Они ушли довольно скоро, потому что поэт собирался как следует выспаться перед дорогой.
— Уезжаю, уезжаю, — воскликнул поэт на улице. — Завтра не увижу всего этого. Какая радость — не увидеть завтра того, что видишь сегодня! И вас тоже, мой друг! Хватит я вас терпел.
— И я вас тоже, — сказал Степан.
— Признайтесь, всё-таки было не так уж скучно? Только не вздумайте завтра провожать меня на вокзале. Знакомый на вокзале — это же кошмар!
— Да я и не знаю, каким поездом вы уезжаете, — успокоил Степан.
— Я и сам точно не знаю.
На углу Большой Житомирской они остановились.
— Прощайте, друг, — сказал поэт. — Я говорю «прощайте», потому что мы можем больше не увидеться. Не забывайте, что исчезнуть с этого света так же легко, как и появиться.

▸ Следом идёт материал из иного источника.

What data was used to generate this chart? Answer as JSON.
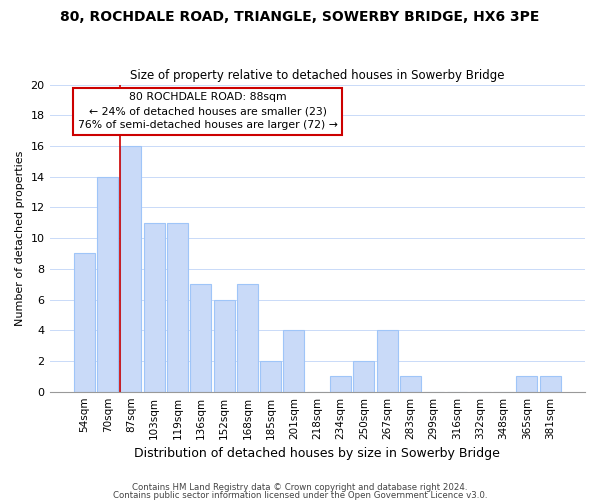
{
  "title": "80, ROCHDALE ROAD, TRIANGLE, SOWERBY BRIDGE, HX6 3PE",
  "subtitle": "Size of property relative to detached houses in Sowerby Bridge",
  "xlabel": "Distribution of detached houses by size in Sowerby Bridge",
  "ylabel": "Number of detached properties",
  "bar_labels": [
    "54sqm",
    "70sqm",
    "87sqm",
    "103sqm",
    "119sqm",
    "136sqm",
    "152sqm",
    "168sqm",
    "185sqm",
    "201sqm",
    "218sqm",
    "234sqm",
    "250sqm",
    "267sqm",
    "283sqm",
    "299sqm",
    "316sqm",
    "332sqm",
    "348sqm",
    "365sqm",
    "381sqm"
  ],
  "bar_values": [
    9,
    14,
    16,
    11,
    11,
    7,
    6,
    7,
    2,
    4,
    0,
    1,
    2,
    4,
    1,
    0,
    0,
    0,
    0,
    1,
    1
  ],
  "bar_color": "#c9daf8",
  "bar_edge_color": "#9fc5f8",
  "highlight_index": 2,
  "highlight_line_color": "#cc0000",
  "ylim": [
    0,
    20
  ],
  "yticks": [
    0,
    2,
    4,
    6,
    8,
    10,
    12,
    14,
    16,
    18,
    20
  ],
  "annotation_title": "80 ROCHDALE ROAD: 88sqm",
  "annotation_line1": "← 24% of detached houses are smaller (23)",
  "annotation_line2": "76% of semi-detached houses are larger (72) →",
  "footer_line1": "Contains HM Land Registry data © Crown copyright and database right 2024.",
  "footer_line2": "Contains public sector information licensed under the Open Government Licence v3.0.",
  "background_color": "#ffffff",
  "grid_color": "#c9daf8"
}
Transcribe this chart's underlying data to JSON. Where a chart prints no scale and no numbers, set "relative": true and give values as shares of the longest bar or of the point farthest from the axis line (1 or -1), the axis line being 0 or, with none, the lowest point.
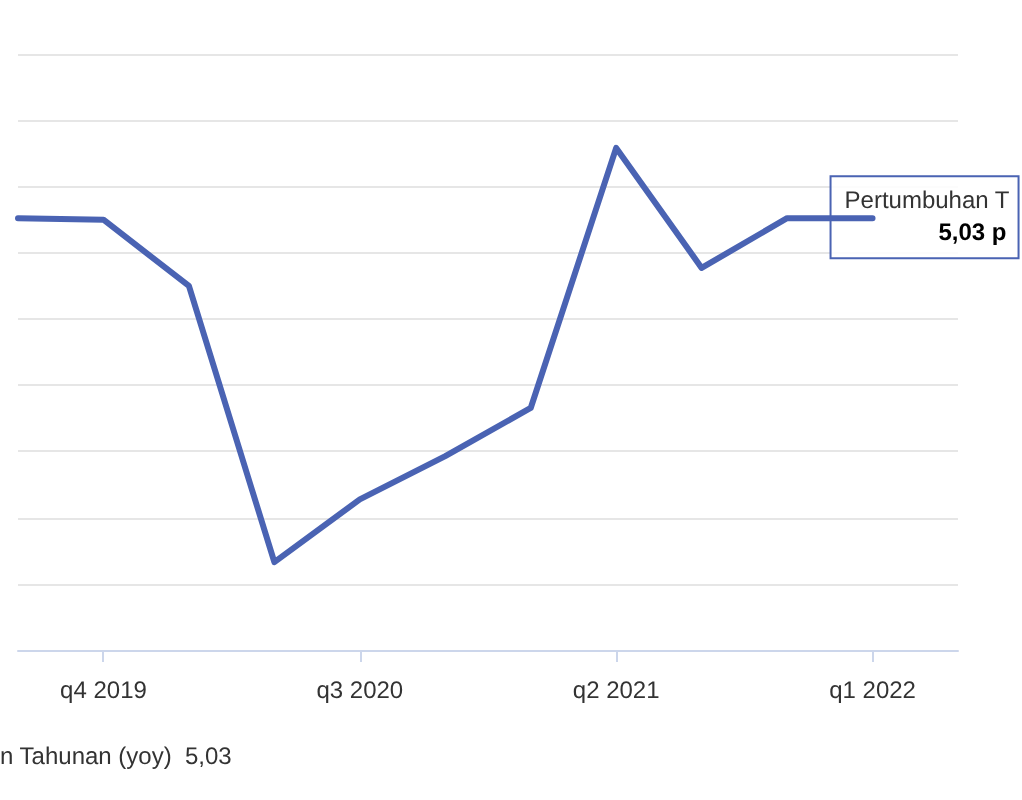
{
  "chart_data": {
    "type": "line",
    "relative": true,
    "grid": "y",
    "categories": [
      null,
      "q4 2019",
      null,
      null,
      "q3 2020",
      null,
      null,
      "q2 2021",
      null,
      null,
      "q1 2022",
      null
    ],
    "series": [
      {
        "color": "#4a63b3",
        "values": [
          0.86,
          0.857,
          0.725,
          0.175,
          0.3,
          0.386,
          0.482,
          1,
          0.761,
          0.86,
          0.86,
          null
        ]
      }
    ],
    "annotations": [
      {
        "text": "Pertumbuhan T\n5,03 p",
        "x": "q1 2022",
        "y": 0.86
      },
      "n Tahunan (yoy)  5,03"
    ]
  }
}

Он ушёл, а Степан почувствовал, что остался один — посреди улицы, посреди сурового, безжалостного города, один — среди безмерного звёздного мира, что ярко мерцал над ним перед восходом луны.
. . . . . . .
Потянулись однообразные дни, что он перетаскивал в унынии, как бесконечные чётки монах. Тоска не оставляла его. Свой смысл она уже потеряла, причина её затянулась туманом дней, но грусть осталась неизменной, пронизывая каждую мысль, отсекая всякое желание, что изредка в нём пробуждалось. Мир как будто выцвел перед его глазами, душа онемела к зову и теплу, что всё крепче лилось вокруг. Как и все, он снял пальто — но этого изменения не ощутил.
На новом месте парень устроился довольно быстро. За неделю оно приняло тот вид и удобство, о которых он когда-то мечтал, пока ещё было интересно мечтать. У окна в углу он поставил американский письменный стол из коричневого дерева, напротив двери — шкаф для одежды с зеркальными дверцами, против окон — диван, обитый тёмно-красной тканью, рядом со столом — небольшой застеклённый шкафчик для книг, основу которых составляли подаренные когда-то Максимом Гнидым учебники по статистике и политэкономии, а также комплект «Литературно-научного вестника» с произведениями Фонвизина, не возвращённый с тех пор добродушному Лёвке, земляку из родного села, студенту-сельхознику. По давности он считал их уже своими. Кроме того, он купил ковёр на пол и полдюжины стульев на те деньги, что остались ему от гонорара за киносценарий после всех крупных и мелких расходов.
Но чем больше Степан обустраивал свою комнату, тем чужей она ему становилась. Каждая новая вещь, принесённая сюда, вызывала в нём какое-то странное беспокойство. Он ставил её на положенное место и потом смотрел на неё с удивлением, как на нечто постороннее, грубо вторгшееся в его жизнь. Потом за пару дней привыкал к её присутствию, пользовался при надобности, но ощущение чуждости и враждебности мебели где-то глубоко в нём сохранялось, всплывая неожиданно, когда вечером он, вернувшись, зажигал свет. Словно без него все эти вещи жили своей отдельной жизнью, может, даже разговаривали, шептались о нём, подслушивая его мысли, и вдруг замирали, когда он открывал дверь.